Dre Puts Napster on Notice
The jury's still out among music fans, but the West Coast rap godfather has joined a growing list of musicians ready to battle Napster--the Internet's pesky song-swapping program offering free MP3 music files.
Dre has given the San Mateo, California, based company until Friday to yank his songs from its growing directory. And if Napster doesn't comply, he'll likely file a lawsuit against the company, much like Bay Area rockers Metallica did last week in a U.S. District Court in Los Angeles.
Metallica claims in its suit that Napster Inc. has encouraged people to freely trade songs without the band's permission.
Dre sent a letter Monday to Napster's acting CEO Eileen Richardson, asking that his songs be removed.
"[T]he listing of his songs and masters on Napster, and the facilitation and transfer of those files, constitutes an infringement of his copyrights," Howard King, who also is representing Metallica, tells Reuters. "Dr. Dre has not committed to suing them, but that would be the logical conclusion is they don't take it off their site."
Napster's massive growth has left record companies in a tizzy, and its operation makes old-school, swap-meet bootlegging look like the Stone Age. With its software, users trade free music files by getting access to other people's hard drives. That way, Napster's music directory grows every time a new user joins.
The site has been huge at universities, where campus networks have been clogged because of so many people connecting to the site. At least seven universities have banned Napster on their networks. Metallica's lawsuit accuses schools like the University of Southern California, Yale and Indiana universities of participating in the copyright infringement.
King says he's also been contacted by at least 10 other artists and managers, as well as a major publishing company, who are planning to battle Napster, either with Metallica or in separate lawsuits. Those groups also would be joining the Recording Industry Association of America, which is suing Napster for $100,000 for each song traded using the software.
Napster's lawyer could not be reached for comment, but CEO Richardson released a statement last week defending the company's music trading practice.
"It has never been Napster's intention to belittle the importance of an artistic production, and we are very passionate about helping bands understand the value of what we offer," the statement reads. "Nevertheless, technological advances over the last several years are restructuring the entertainment business."
Meanwhile, Dre's beef with Napster has spawned more debate among Netizens and music fans, who wonder whether groups have turned greedy by aiming at Internet bootlegging, or if the on-line trading is just too widespread to ignore.
"Even if Napster itself is shut down, they can't stop it," one music fan writes on an MP3 site. "There is nothing to keep me from going and buying the new Britney Spears CD, ripping it and distributing it to all my friends over the Internet for free.
"It's going to be hard for these artists to recover anything because no money is changing hands."

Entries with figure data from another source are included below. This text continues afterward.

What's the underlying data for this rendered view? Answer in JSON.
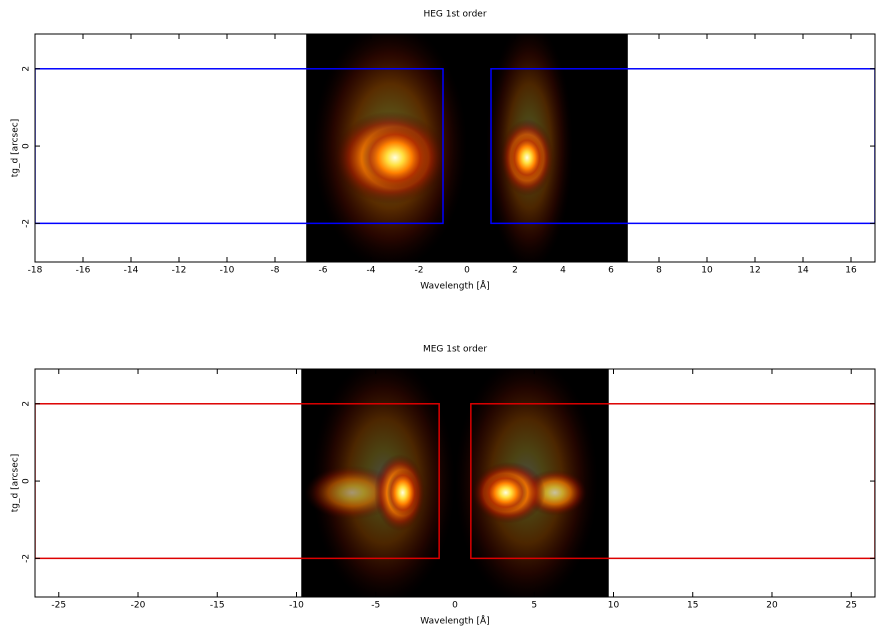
{
  "chart_data": [
    {
      "type": "heatmap",
      "title": "HEG 1st order",
      "xlabel": "Wavelength [Å]",
      "ylabel": "tg_d [arcsec]",
      "xlim": [
        -18,
        17
      ],
      "ylim": [
        -3,
        2.9
      ],
      "xticks": [
        -18,
        -16,
        -14,
        -12,
        -10,
        -8,
        -6,
        -4,
        -2,
        0,
        2,
        4,
        6,
        8,
        10,
        12,
        14,
        16
      ],
      "yticks": [
        -2,
        0,
        2
      ],
      "image": {
        "xlim": [
          -6.7,
          6.7
        ],
        "ylim": [
          -3,
          2.9
        ]
      },
      "sources": [
        {
          "x": -3.2,
          "y": 0,
          "sx": 3.2,
          "sy": 3.2,
          "intensity": 0.35
        },
        {
          "x": 2.6,
          "y": 0,
          "sx": 1.8,
          "sy": 3.2,
          "intensity": 0.3
        },
        {
          "x": -3.2,
          "y": -0.3,
          "sx": 2.3,
          "sy": 1.2,
          "intensity": 0.9
        },
        {
          "x": -3,
          "y": -0.3,
          "sx": 1.4,
          "sy": 0.8,
          "intensity": 1
        },
        {
          "x": 2.5,
          "y": -0.3,
          "sx": 1.1,
          "sy": 1.0,
          "intensity": 0.9
        },
        {
          "x": 2.5,
          "y": -0.3,
          "sx": 0.7,
          "sy": 0.6,
          "intensity": 1
        }
      ],
      "region_color": "#0000ff",
      "regions": [
        {
          "xlim": [
            -18,
            -1
          ],
          "ylim": [
            -2,
            2
          ]
        },
        {
          "xlim": [
            1,
            17
          ],
          "ylim": [
            -2,
            2
          ]
        }
      ]
    },
    {
      "type": "heatmap",
      "title": "MEG 1st order",
      "xlabel": "Wavelength [Å]",
      "ylabel": "tg_d [arcsec]",
      "xlim": [
        -26.5,
        26.5
      ],
      "ylim": [
        -3,
        2.9
      ],
      "xticks": [
        -25,
        -20,
        -15,
        -10,
        -5,
        0,
        5,
        10,
        15,
        20,
        25
      ],
      "yticks": [
        -2,
        0,
        2
      ],
      "image": {
        "xlim": [
          -9.7,
          9.7
        ],
        "ylim": [
          -3,
          2.9
        ]
      },
      "sources": [
        {
          "x": -4.5,
          "y": 0,
          "sx": 4.5,
          "sy": 3.2,
          "intensity": 0.3
        },
        {
          "x": 4.5,
          "y": 0,
          "sx": 4.5,
          "sy": 3.2,
          "intensity": 0.3
        },
        {
          "x": -6.5,
          "y": -0.3,
          "sx": 3.0,
          "sy": 0.7,
          "intensity": 0.5
        },
        {
          "x": -3.5,
          "y": -0.3,
          "sx": 1.6,
          "sy": 1.0,
          "intensity": 0.9
        },
        {
          "x": -3.3,
          "y": -0.3,
          "sx": 1.0,
          "sy": 0.6,
          "intensity": 1
        },
        {
          "x": 6.3,
          "y": -0.3,
          "sx": 2.0,
          "sy": 0.6,
          "intensity": 0.7
        },
        {
          "x": 3.4,
          "y": -0.3,
          "sx": 2.3,
          "sy": 0.8,
          "intensity": 0.95
        },
        {
          "x": 3.2,
          "y": -0.3,
          "sx": 1.4,
          "sy": 0.5,
          "intensity": 1
        }
      ],
      "region_color": "#dd0000",
      "regions": [
        {
          "xlim": [
            -26.5,
            -1
          ],
          "ylim": [
            -2,
            2
          ]
        },
        {
          "xlim": [
            1,
            26.5
          ],
          "ylim": [
            -2,
            2
          ]
        }
      ]
    }
  ]
}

But others--some of them starving artists themselves--say groups like Metallica and Dre should fight any copyright infringement that pops up.
"They make lots of money, now they want to protect it. I don't blame them," the fan writes.
Ironically enough, Dre has just been sued for--what else--copyright infringement, by George Lucas' Lucasfilm Ltd.
The production company claims Dre stole its "THX Deep Note" for the opening of his latest album, Dr. Dre 2001. In a lawsuit filed April 14 in the U.S. District Court in Northern California, Lucasfilm alleges that Dre asked permission to use the sound and was denied--but he used it anyway.